A quick loop down and beneath the bridge provides the opportunity to hike west for excellent views along West Nose Creek before heading back under the bridge for the much anticipated hike through West Nose Creek Park formerly known, and still signed, as Confluence Park. The far (east) end of West Nose Creek meets the confluence of Nose Creek flowing south to join the Bow River near the Calgary Zoo.
This refreshing and fragrant hike along dirt path through the bottom of the valley is adjacent to the clear water of the winding creek surrounded by a wide variety of different colored grasses. There are occasional bridge crossings and some fenced-in areas to protect fragile creek banks while Spring runoff creek erosion is underway. A short distance further the trail arrives at Split Rock. There is a well groomed, gravel path around Split Rock but the truly adventurous will be compelled to engage the crack.
After greasing myself up, the short distance through the split is achieved with millimeters to spare. Two. No need to bother with any further dieting. Split Rock is a glacial erratic deposited many thousands of years ago at the end of the most recent Ice Age. The interior of the split rock is a slightly rotated mirror image confirming it was a single, very large boulder long ago.
The gravel path leads to the top of the adjacent and historic stone quarry. At the top there are benches available to relax and absorb the outstanding valley view.

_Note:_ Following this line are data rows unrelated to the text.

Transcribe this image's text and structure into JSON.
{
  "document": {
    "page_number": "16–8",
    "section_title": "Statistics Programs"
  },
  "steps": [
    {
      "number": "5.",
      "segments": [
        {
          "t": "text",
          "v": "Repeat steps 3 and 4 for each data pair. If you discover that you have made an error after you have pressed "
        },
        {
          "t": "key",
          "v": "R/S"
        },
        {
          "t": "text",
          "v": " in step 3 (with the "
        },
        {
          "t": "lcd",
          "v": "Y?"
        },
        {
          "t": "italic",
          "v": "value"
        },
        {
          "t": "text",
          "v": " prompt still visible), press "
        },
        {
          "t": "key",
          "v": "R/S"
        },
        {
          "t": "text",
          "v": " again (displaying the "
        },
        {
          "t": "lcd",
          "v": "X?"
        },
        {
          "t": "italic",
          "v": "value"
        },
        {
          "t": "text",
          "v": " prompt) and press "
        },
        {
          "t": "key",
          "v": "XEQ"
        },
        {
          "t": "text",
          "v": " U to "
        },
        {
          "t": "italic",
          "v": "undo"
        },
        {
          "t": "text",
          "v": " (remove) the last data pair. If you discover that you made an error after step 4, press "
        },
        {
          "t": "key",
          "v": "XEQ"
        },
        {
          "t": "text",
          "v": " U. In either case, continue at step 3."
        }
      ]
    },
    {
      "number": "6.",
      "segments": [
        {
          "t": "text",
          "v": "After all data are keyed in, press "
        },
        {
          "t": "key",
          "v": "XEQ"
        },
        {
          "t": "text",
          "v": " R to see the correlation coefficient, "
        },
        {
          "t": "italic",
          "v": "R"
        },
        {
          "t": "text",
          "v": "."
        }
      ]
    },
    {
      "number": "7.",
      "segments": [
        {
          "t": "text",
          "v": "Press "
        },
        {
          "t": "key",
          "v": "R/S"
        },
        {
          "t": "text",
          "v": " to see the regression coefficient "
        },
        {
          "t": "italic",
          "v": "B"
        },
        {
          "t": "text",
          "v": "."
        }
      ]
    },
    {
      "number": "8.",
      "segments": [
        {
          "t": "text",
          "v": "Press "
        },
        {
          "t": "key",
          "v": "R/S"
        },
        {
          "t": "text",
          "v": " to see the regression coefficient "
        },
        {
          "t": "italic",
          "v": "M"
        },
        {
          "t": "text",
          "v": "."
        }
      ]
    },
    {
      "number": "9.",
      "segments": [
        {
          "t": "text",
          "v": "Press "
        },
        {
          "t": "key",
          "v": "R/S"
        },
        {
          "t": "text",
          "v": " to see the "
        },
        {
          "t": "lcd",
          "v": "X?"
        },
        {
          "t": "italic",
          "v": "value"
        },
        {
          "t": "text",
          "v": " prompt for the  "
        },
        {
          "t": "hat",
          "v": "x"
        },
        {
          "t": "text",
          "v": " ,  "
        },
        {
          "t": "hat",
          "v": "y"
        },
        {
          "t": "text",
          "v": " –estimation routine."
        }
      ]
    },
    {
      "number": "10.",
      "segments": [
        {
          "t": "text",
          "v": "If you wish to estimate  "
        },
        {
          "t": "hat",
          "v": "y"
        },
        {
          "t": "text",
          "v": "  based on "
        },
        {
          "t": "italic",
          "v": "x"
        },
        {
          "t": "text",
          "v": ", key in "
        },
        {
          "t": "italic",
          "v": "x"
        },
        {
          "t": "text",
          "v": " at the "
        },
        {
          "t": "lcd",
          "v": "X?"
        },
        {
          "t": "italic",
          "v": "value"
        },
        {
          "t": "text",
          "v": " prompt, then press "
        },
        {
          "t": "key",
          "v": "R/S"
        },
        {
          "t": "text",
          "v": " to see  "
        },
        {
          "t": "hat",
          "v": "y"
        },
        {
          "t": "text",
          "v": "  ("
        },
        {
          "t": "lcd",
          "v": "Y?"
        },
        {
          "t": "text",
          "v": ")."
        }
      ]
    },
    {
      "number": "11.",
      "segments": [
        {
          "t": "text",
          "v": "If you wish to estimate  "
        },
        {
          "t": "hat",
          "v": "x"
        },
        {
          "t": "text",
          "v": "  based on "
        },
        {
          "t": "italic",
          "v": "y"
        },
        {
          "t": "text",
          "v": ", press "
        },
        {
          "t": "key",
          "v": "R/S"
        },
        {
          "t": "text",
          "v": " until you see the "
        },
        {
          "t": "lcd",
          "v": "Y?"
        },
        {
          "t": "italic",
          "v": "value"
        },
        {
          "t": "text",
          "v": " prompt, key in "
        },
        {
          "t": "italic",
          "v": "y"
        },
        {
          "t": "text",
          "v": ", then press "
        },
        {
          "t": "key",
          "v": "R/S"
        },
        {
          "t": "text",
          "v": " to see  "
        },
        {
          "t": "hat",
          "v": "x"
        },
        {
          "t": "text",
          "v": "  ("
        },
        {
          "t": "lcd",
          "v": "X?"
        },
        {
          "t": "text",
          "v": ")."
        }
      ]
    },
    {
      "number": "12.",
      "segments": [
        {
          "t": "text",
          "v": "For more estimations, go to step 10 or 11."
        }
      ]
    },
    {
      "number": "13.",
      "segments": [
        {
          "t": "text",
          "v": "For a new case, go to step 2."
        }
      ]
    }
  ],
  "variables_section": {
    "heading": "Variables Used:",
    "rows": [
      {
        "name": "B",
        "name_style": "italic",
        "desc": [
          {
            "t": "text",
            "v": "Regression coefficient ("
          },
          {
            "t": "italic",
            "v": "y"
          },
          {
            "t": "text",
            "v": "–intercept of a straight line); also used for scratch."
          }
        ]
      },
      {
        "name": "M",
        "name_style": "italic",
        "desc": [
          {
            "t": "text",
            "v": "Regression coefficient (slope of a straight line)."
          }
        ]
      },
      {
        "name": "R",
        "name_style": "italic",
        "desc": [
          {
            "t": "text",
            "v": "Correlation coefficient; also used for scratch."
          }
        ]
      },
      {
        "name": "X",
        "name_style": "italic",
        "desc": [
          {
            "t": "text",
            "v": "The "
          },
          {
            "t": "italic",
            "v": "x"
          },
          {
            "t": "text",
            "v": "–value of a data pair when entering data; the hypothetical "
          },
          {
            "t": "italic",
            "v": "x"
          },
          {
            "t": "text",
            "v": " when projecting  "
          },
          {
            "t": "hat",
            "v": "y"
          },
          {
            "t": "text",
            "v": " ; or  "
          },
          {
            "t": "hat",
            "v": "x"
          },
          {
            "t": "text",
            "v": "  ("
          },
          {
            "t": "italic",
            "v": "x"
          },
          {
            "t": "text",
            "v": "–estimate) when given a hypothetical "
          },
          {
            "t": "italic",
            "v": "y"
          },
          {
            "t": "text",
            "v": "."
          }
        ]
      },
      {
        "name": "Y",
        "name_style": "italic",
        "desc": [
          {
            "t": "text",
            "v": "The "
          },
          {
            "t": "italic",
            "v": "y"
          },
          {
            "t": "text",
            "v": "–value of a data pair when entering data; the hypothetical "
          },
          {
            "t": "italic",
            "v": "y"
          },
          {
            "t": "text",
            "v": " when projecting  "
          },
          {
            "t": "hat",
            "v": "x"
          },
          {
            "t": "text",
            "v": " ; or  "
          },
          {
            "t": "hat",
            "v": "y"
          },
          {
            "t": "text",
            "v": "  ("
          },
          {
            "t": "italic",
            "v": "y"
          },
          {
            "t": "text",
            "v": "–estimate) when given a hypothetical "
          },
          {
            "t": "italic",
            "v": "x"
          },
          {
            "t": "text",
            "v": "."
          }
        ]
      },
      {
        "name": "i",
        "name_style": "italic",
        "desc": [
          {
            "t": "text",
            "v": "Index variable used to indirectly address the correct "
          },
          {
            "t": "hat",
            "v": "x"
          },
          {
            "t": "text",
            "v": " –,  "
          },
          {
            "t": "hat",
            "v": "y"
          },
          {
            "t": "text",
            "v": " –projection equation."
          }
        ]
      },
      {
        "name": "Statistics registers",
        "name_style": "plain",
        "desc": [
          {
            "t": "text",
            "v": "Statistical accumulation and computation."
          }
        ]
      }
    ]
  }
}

Interpretive plaques reveal the interesting origin of the glacial rock deposit originating from the Jasper area and a brief photographic history of the sandstone quarry which is one of at least four in this valley that served early construction of Calgary buildings.
Back at the bottom of West Nose Creek Park, trail passes the old rock quarry and continues east through brush and grass with occasional bridge crossings over West Nose Creek.
Locations of other stone quarries are obvious along the valley walls. The hike will be modified substantially by new foliage but on this day features are enhanced by open ground.
Occasionally, dirt trails share asphalt sections of bike path which mainly occupy the north top of the valley with the occasional branch into and out from the bottom. There are also faint but obviously used trails for a superior wilderness experience into the detailed nooks and crannies of the valley.
The wide and plentiful grass varieties are an interpretive guide's dream in this botanical treasure.
The east end of the valley ends at the fenced corridor containing the railway tracks adjacent to frantic traffic on Deerfoot Trail. The 2007 BP Birthplace Forest stands clearly on the south ridge above and all that remains is the intuitively obvious path alternatives to navigate return to the starting point at the top of the valley with excellent views of the nearly completed hiking adventure.
An interpretive plaque provides historical information which explains the Deerfoot Trail was originally the aboriginal North Trail stretching from Mexico to the Edmonton area. A stage coach journey along North Trail from burgeoning Calgary to Edmonton required four overnight stays along the way.
West Nose Creek Park is an excellent inner-city hike for early season conditioning while waiting for snow to recede in nearby mountains.